Chris Lamb, the author of the book Drawn to Extremes: The Use and Abuse of Editorial Cartoons, has a great editorial in the Rhode Island Providence Journal about the power of editorial cartoons. According to him, violent reactions to cartoons have also occured on American soil.
This is not the first time an editorial cartoonist has created an international incident. During War I, Louis Reamaekers, of the Netherlands, was prosecuted by his own country because it was believed that his anti-German drawings had endangered the country’s neutrality. During World War II, Adolf Hitler ordered the name of English cartoonist David Low put on the Gestapo’s list of people to be exterminated.
Even in America, which prides itself on its tradition of free speech, editorial cartoonists have been jailed, beaten, sued, and censored for their drawings. In other instances, readers have taken their anger to the streets.
After a white mob lynched a black man in Maryland in 1931, Edmund Duffy, of The Baltimore Sun, drew a black man dangling from a rope.
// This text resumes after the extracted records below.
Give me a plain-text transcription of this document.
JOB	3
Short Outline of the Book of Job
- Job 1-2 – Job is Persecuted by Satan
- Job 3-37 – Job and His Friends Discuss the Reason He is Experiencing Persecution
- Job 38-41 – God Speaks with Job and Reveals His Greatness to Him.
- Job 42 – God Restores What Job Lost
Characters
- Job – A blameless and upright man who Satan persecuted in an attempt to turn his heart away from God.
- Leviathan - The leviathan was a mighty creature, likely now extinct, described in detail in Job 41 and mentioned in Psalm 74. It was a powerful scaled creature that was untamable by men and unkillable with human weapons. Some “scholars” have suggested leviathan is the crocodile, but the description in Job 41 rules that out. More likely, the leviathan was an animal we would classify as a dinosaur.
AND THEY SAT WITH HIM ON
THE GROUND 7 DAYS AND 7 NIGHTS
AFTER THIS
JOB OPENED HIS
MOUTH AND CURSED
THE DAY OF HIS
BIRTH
The drawing includes only the title of the state song, “Maryland, My Maryland!” Incensed readers, many of whom were members of the Ku Klux Klan, attacked the Sun delivery trucks, burned the newspapers, and beat up the drivers.
The cartoon, however unpopular with some readers, publicized the savage practice of lynching and raised awareness among other readers and legislators — which led to the state’s passing stronger anti-lynching legislation.
Duffy’s editor, the venerable H.L. Mencken, once summed up the simple potency of editorial cartooning by saying, “Give me a good cartoonist and I can throw out half the editorial staff.”